Patients and methods: Several fresh chicken tenderloins were embedded as target lesions in the submucosal layer of an isolated porcine stomach. The stomach was fixed to a plate with nails, and was placed in a tub filled with water. The primary endpoint was feasibility of the newly developed model for EUS-FNA training, evaluated as follows: 1) visualization of the target lesion with blinding for lesion location; 2) penetrability of the needle; 3) sampling rate of macroscopic specimen; and 4) ROSE capability. Secondary endpoints were its durability and utility for multiple EUS-FNA procedures during EUS-FNA training, and the ease and cost of preparing the model.

Results: Six endoscopists (1 expert, 5 trainees) attempted EUS-FNA procedures using this model. The target lesion could be identified clearly, and EUS-FNA could be performed with realistic resistance felt. In addition, rapid on-site evaluation could be easily achieved.
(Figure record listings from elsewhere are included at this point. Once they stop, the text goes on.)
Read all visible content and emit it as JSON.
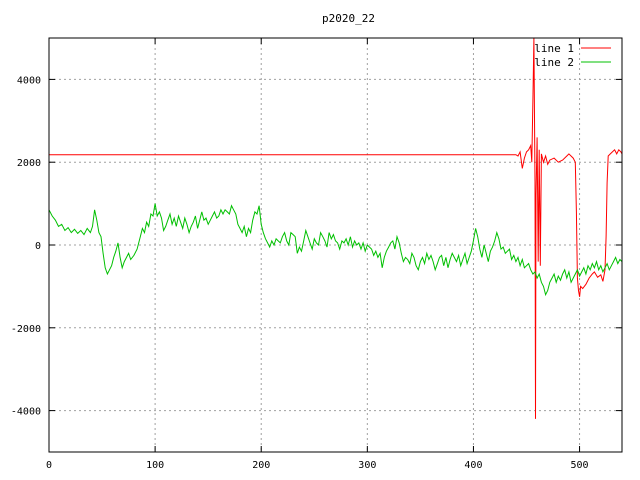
{
  "chart_data": {
    "type": "line",
    "title": "p2020_22",
    "xlabel": "",
    "ylabel": "",
    "xlim": [
      0,
      540
    ],
    "ylim": [
      -5000,
      5000
    ],
    "xticks": [
      0,
      100,
      200,
      300,
      400,
      500
    ],
    "yticks": [
      -4000,
      -2000,
      0,
      2000,
      4000
    ],
    "grid": true,
    "legend_position": "top-right",
    "series": [
      {
        "name": "line 1",
        "color": "#ff0000",
        "points": [
          [
            0,
            2180
          ],
          [
            440,
            2180
          ],
          [
            442,
            2150
          ],
          [
            444,
            2250
          ],
          [
            446,
            1850
          ],
          [
            448,
            2100
          ],
          [
            450,
            2250
          ],
          [
            452,
            2300
          ],
          [
            454,
            2400
          ],
          [
            455,
            2000
          ],
          [
            456,
            3500
          ],
          [
            457,
            5000
          ],
          [
            458,
            1500
          ],
          [
            458.5,
            -4200
          ],
          [
            459,
            1200
          ],
          [
            460,
            2600
          ],
          [
            461,
            -400
          ],
          [
            462,
            2300
          ],
          [
            463,
            -500
          ],
          [
            464,
            2200
          ],
          [
            466,
            2000
          ],
          [
            468,
            2150
          ],
          [
            470,
            1950
          ],
          [
            472,
            2050
          ],
          [
            476,
            2100
          ],
          [
            480,
            2000
          ],
          [
            484,
            2050
          ],
          [
            488,
            2150
          ],
          [
            490,
            2200
          ],
          [
            494,
            2100
          ],
          [
            496,
            2000
          ],
          [
            497,
            800
          ],
          [
            498,
            -800
          ],
          [
            499,
            -1100
          ],
          [
            500,
            -1250
          ],
          [
            501,
            -1000
          ],
          [
            503,
            -1050
          ],
          [
            506,
            -950
          ],
          [
            509,
            -800
          ],
          [
            512,
            -700
          ],
          [
            514,
            -650
          ],
          [
            517,
            -780
          ],
          [
            520,
            -720
          ],
          [
            522,
            -880
          ],
          [
            524,
            -600
          ],
          [
            525,
            200
          ],
          [
            526,
            1500
          ],
          [
            527,
            2150
          ],
          [
            529,
            2200
          ],
          [
            531,
            2250
          ],
          [
            533,
            2300
          ],
          [
            535,
            2200
          ],
          [
            537,
            2300
          ],
          [
            539,
            2250
          ],
          [
            540,
            2200
          ]
        ]
      },
      {
        "name": "line 2",
        "color": "#00c000",
        "points": [
          [
            0,
            850
          ],
          [
            3,
            700
          ],
          [
            6,
            600
          ],
          [
            9,
            450
          ],
          [
            12,
            500
          ],
          [
            15,
            350
          ],
          [
            18,
            420
          ],
          [
            21,
            300
          ],
          [
            24,
            380
          ],
          [
            27,
            280
          ],
          [
            30,
            350
          ],
          [
            33,
            250
          ],
          [
            36,
            400
          ],
          [
            39,
            300
          ],
          [
            41,
            450
          ],
          [
            43,
            850
          ],
          [
            45,
            600
          ],
          [
            47,
            300
          ],
          [
            49,
            200
          ],
          [
            51,
            -200
          ],
          [
            53,
            -550
          ],
          [
            55,
            -700
          ],
          [
            57,
            -600
          ],
          [
            59,
            -500
          ],
          [
            61,
            -300
          ],
          [
            63,
            -150
          ],
          [
            65,
            50
          ],
          [
            67,
            -300
          ],
          [
            69,
            -550
          ],
          [
            71,
            -400
          ],
          [
            73,
            -300
          ],
          [
            75,
            -200
          ],
          [
            77,
            -350
          ],
          [
            80,
            -250
          ],
          [
            83,
            -100
          ],
          [
            86,
            200
          ],
          [
            88,
            400
          ],
          [
            90,
            300
          ],
          [
            92,
            550
          ],
          [
            94,
            450
          ],
          [
            96,
            750
          ],
          [
            98,
            700
          ],
          [
            100,
            1000
          ],
          [
            102,
            700
          ],
          [
            104,
            800
          ],
          [
            106,
            650
          ],
          [
            108,
            350
          ],
          [
            110,
            450
          ],
          [
            112,
            600
          ],
          [
            114,
            750
          ],
          [
            116,
            500
          ],
          [
            118,
            650
          ],
          [
            120,
            450
          ],
          [
            122,
            700
          ],
          [
            124,
            550
          ],
          [
            126,
            400
          ],
          [
            128,
            650
          ],
          [
            130,
            500
          ],
          [
            132,
            300
          ],
          [
            134,
            450
          ],
          [
            136,
            550
          ],
          [
            138,
            700
          ],
          [
            140,
            400
          ],
          [
            142,
            600
          ],
          [
            144,
            800
          ],
          [
            146,
            600
          ],
          [
            148,
            650
          ],
          [
            150,
            500
          ],
          [
            152,
            600
          ],
          [
            154,
            700
          ],
          [
            156,
            800
          ],
          [
            158,
            650
          ],
          [
            160,
            700
          ],
          [
            162,
            850
          ],
          [
            164,
            750
          ],
          [
            166,
            850
          ],
          [
            168,
            800
          ],
          [
            170,
            750
          ],
          [
            172,
            950
          ],
          [
            174,
            850
          ],
          [
            176,
            750
          ],
          [
            178,
            500
          ],
          [
            180,
            400
          ],
          [
            182,
            300
          ],
          [
            184,
            450
          ],
          [
            186,
            200
          ],
          [
            188,
            400
          ],
          [
            190,
            300
          ],
          [
            192,
            600
          ],
          [
            194,
            800
          ],
          [
            196,
            750
          ],
          [
            198,
            950
          ],
          [
            200,
            500
          ],
          [
            202,
            300
          ],
          [
            204,
            150
          ],
          [
            206,
            50
          ],
          [
            208,
            -50
          ],
          [
            210,
            100
          ],
          [
            212,
            0
          ],
          [
            214,
            150
          ],
          [
            216,
            100
          ],
          [
            218,
            50
          ],
          [
            220,
            200
          ],
          [
            222,
            300
          ],
          [
            224,
            100
          ],
          [
            226,
            0
          ],
          [
            228,
            300
          ],
          [
            230,
            250
          ],
          [
            232,
            200
          ],
          [
            234,
            -200
          ],
          [
            236,
            -50
          ],
          [
            238,
            -150
          ],
          [
            240,
            100
          ],
          [
            242,
            350
          ],
          [
            244,
            200
          ],
          [
            246,
            50
          ],
          [
            248,
            -100
          ],
          [
            250,
            150
          ],
          [
            252,
            50
          ],
          [
            254,
            0
          ],
          [
            256,
            300
          ],
          [
            258,
            200
          ],
          [
            260,
            100
          ],
          [
            262,
            -50
          ],
          [
            264,
            300
          ],
          [
            266,
            150
          ],
          [
            268,
            250
          ],
          [
            270,
            100
          ],
          [
            272,
            50
          ],
          [
            274,
            -100
          ],
          [
            276,
            100
          ],
          [
            278,
            50
          ],
          [
            280,
            150
          ],
          [
            282,
            0
          ],
          [
            284,
            200
          ],
          [
            286,
            -50
          ],
          [
            288,
            100
          ],
          [
            290,
            0
          ],
          [
            292,
            50
          ],
          [
            294,
            -100
          ],
          [
            296,
            50
          ],
          [
            298,
            -150
          ],
          [
            300,
            0
          ],
          [
            302,
            -50
          ],
          [
            304,
            -100
          ],
          [
            306,
            -250
          ],
          [
            308,
            -150
          ],
          [
            310,
            -300
          ],
          [
            312,
            -200
          ],
          [
            314,
            -550
          ],
          [
            316,
            -300
          ],
          [
            318,
            -150
          ],
          [
            320,
            -50
          ],
          [
            322,
            50
          ],
          [
            324,
            100
          ],
          [
            326,
            -100
          ],
          [
            328,
            200
          ],
          [
            330,
            50
          ],
          [
            332,
            -200
          ],
          [
            334,
            -400
          ],
          [
            336,
            -300
          ],
          [
            338,
            -350
          ],
          [
            340,
            -450
          ],
          [
            342,
            -200
          ],
          [
            344,
            -300
          ],
          [
            346,
            -500
          ],
          [
            348,
            -600
          ],
          [
            350,
            -400
          ],
          [
            352,
            -300
          ],
          [
            354,
            -450
          ],
          [
            356,
            -200
          ],
          [
            358,
            -350
          ],
          [
            360,
            -250
          ],
          [
            362,
            -400
          ],
          [
            364,
            -600
          ],
          [
            366,
            -450
          ],
          [
            368,
            -300
          ],
          [
            370,
            -250
          ],
          [
            372,
            -500
          ],
          [
            374,
            -300
          ],
          [
            376,
            -550
          ],
          [
            378,
            -350
          ],
          [
            380,
            -200
          ],
          [
            382,
            -300
          ],
          [
            384,
            -400
          ],
          [
            386,
            -250
          ],
          [
            388,
            -500
          ],
          [
            390,
            -350
          ],
          [
            392,
            -200
          ],
          [
            394,
            -450
          ],
          [
            396,
            -300
          ],
          [
            398,
            -150
          ],
          [
            400,
            100
          ],
          [
            402,
            400
          ],
          [
            404,
            200
          ],
          [
            406,
            -100
          ],
          [
            408,
            -300
          ],
          [
            410,
            0
          ],
          [
            412,
            -200
          ],
          [
            414,
            -400
          ],
          [
            416,
            -150
          ],
          [
            418,
            -50
          ],
          [
            420,
            100
          ],
          [
            422,
            300
          ],
          [
            424,
            150
          ],
          [
            426,
            -100
          ],
          [
            428,
            -50
          ],
          [
            430,
            -200
          ],
          [
            432,
            -150
          ],
          [
            434,
            -100
          ],
          [
            436,
            -350
          ],
          [
            438,
            -250
          ],
          [
            440,
            -400
          ],
          [
            442,
            -300
          ],
          [
            444,
            -500
          ],
          [
            446,
            -350
          ],
          [
            448,
            -550
          ],
          [
            450,
            -500
          ],
          [
            452,
            -450
          ],
          [
            454,
            -600
          ],
          [
            456,
            -700
          ],
          [
            458,
            -650
          ],
          [
            460,
            -800
          ],
          [
            462,
            -700
          ],
          [
            464,
            -900
          ],
          [
            466,
            -1000
          ],
          [
            468,
            -1200
          ],
          [
            470,
            -1100
          ],
          [
            472,
            -900
          ],
          [
            474,
            -800
          ],
          [
            476,
            -700
          ],
          [
            478,
            -900
          ],
          [
            480,
            -750
          ],
          [
            482,
            -850
          ],
          [
            484,
            -700
          ],
          [
            486,
            -600
          ],
          [
            488,
            -800
          ],
          [
            490,
            -650
          ],
          [
            492,
            -900
          ],
          [
            494,
            -800
          ],
          [
            496,
            -700
          ],
          [
            498,
            -600
          ],
          [
            500,
            -750
          ],
          [
            502,
            -650
          ],
          [
            504,
            -550
          ],
          [
            506,
            -700
          ],
          [
            508,
            -500
          ],
          [
            510,
            -600
          ],
          [
            512,
            -450
          ],
          [
            514,
            -550
          ],
          [
            516,
            -400
          ],
          [
            518,
            -600
          ],
          [
            520,
            -500
          ],
          [
            522,
            -650
          ],
          [
            524,
            -550
          ],
          [
            526,
            -450
          ],
          [
            528,
            -600
          ],
          [
            530,
            -500
          ],
          [
            532,
            -400
          ],
          [
            534,
            -300
          ],
          [
            536,
            -450
          ],
          [
            538,
            -350
          ],
          [
            540,
            -400
          ]
        ]
      }
    ]
  }
}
Based on 10 needlings by each endoscopist, adequate specimens for histology could be macroscopically taken with an average 85 % success rate. Visibility and maneuverability were maintained throughout all needlings. Preparation time for this model was less than 30 minutes with a total cost of $ 22.

Conclusions: An easy-to-use and inexpensive training model with a realistic feel of needling was created. This model can potentially enable beginners to practice safe and effective EUS-FNA procedures.